Even better, it’s sold at Keslowitz’s campus book store, where he hosted a successful signing (59 books bought) last semester.
“The Simpsons and Society” takes on the big topics, with a tone that’s alternately serious and slapstick:
—Is Homer a good father? Keslowitz invokes philosopher Immanuel Kant’s categorical imperative before quoting Mr. Simpson himself: “I’d rather drink a beer than be father of the year.”
—C. Montgomery Burns and the pursuit of true happiness: “Burns’ insatiability is psychological, rather than physiological,” Keslowitz writes. Exxx-cellent diagnosis.
—The medical community of Springfield. Dr. Julius Hibbert, the Simpson family doctor, is best known for his inappropriate chuckle — his remedy for stress. (”I’m afraid your husband is dead. CHUCKLE. Just kidding.”)
Plenty of examples“It was very interesting how many issues were addressed in there,” said Josh Belkin, who teaches the Tufts class on the Simpsons. “It’s a quick, fun read.”
Belkin, a 21-year-old senior who launched the class two years ago, assigned the book to his 18 students. He said it compared favorably with other serious studies of the Simpsons, such as “The Simpsons and Philosophy: The D’oh! of Homer” or “The Gospel According to the Simpsons.”
Yes, those books exist, too.
“The other readings were very in-depth and academic,” Belkin said. “This book was easier to relate to, and very example-driven.”
It’s no surprise that Belkin would relate, since “The Simpsons and Society” was written by a peer. Keslowitz, at age 19, is barely older than the program, in its 15th season.
Keslowitz began writing about the Simpsons in his college newspaper, The Excelsior, and quickly developed a following. Using those essays as a starting point, the honors student launched work on his book last summer.
By the time he returned to campus in the fall, “The Simpsons and Society” was finished. The 160-page book was published — woo-hooo! — in October, complete with footnotes and an extensive bibliography. Hats Off Books, based in Arizona, is publisher.
“It took me about five weeks,” Keslowitz said. “It was great. Nobody ever thought I’d write a book on ‘The Simpsons.”’
The bespectacled teen’s favorite character: Homer, hands down.
“He’s very well written,” said Keslowitz, whose pet parrot is named after the Simpsons pater familias. “The character development over the years is terrific.”
His favorite episode: No. 163, “The Springfield Files,” in which special agents Mulder and Scully pursue a ghostly figure that turns out to be an iridescent Mr. Burns.
“I found the jokes in the show unbelievable,” said Keslowitz. The episode also included several examples of the Homeric view of life:
—“So I said blue M&M, red M&M ... they all wind up the same color in the end.”
—“Well, it’s 1 a.m. Better go home and spend some quality time with the kids.”
Not everyone loves Keslowitz’s analysis of the Simpsons scene.
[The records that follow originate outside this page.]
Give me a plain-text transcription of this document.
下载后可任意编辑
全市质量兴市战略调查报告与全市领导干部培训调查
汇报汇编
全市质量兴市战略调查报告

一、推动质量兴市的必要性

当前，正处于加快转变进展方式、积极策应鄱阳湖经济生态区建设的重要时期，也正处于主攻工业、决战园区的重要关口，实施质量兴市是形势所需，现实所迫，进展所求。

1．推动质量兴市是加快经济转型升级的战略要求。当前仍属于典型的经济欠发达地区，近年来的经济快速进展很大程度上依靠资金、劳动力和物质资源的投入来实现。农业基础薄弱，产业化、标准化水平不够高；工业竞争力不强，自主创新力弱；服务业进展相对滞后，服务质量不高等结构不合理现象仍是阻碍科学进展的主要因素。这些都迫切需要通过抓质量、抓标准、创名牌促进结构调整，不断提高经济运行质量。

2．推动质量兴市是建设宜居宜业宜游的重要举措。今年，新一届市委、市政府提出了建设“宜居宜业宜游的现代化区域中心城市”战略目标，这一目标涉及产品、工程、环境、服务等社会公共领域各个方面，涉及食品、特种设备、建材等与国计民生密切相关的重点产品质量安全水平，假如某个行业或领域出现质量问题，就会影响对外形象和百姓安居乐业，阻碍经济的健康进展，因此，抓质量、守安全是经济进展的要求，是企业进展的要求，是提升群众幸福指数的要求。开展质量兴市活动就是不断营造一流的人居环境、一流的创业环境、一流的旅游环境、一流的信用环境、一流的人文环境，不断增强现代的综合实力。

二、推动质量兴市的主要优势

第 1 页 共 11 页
Tony Daily, teacher of “Homer Simpson’s America” at the University of Alabama, read the book but decided not to feature it in his class.
“A lot of the book is summation,” Daily said. “I needed something a little more challenging.”
In the final chapter, Keslowitz delves into the Simpsons and Descartes’ “First Meditation” — heavy stuff. But he first lightens things up with a bit of Homerian philosophy that’s difficult to dispute:
“Facts are meaningless. You could use facts to prove anything that’s even remotely true.”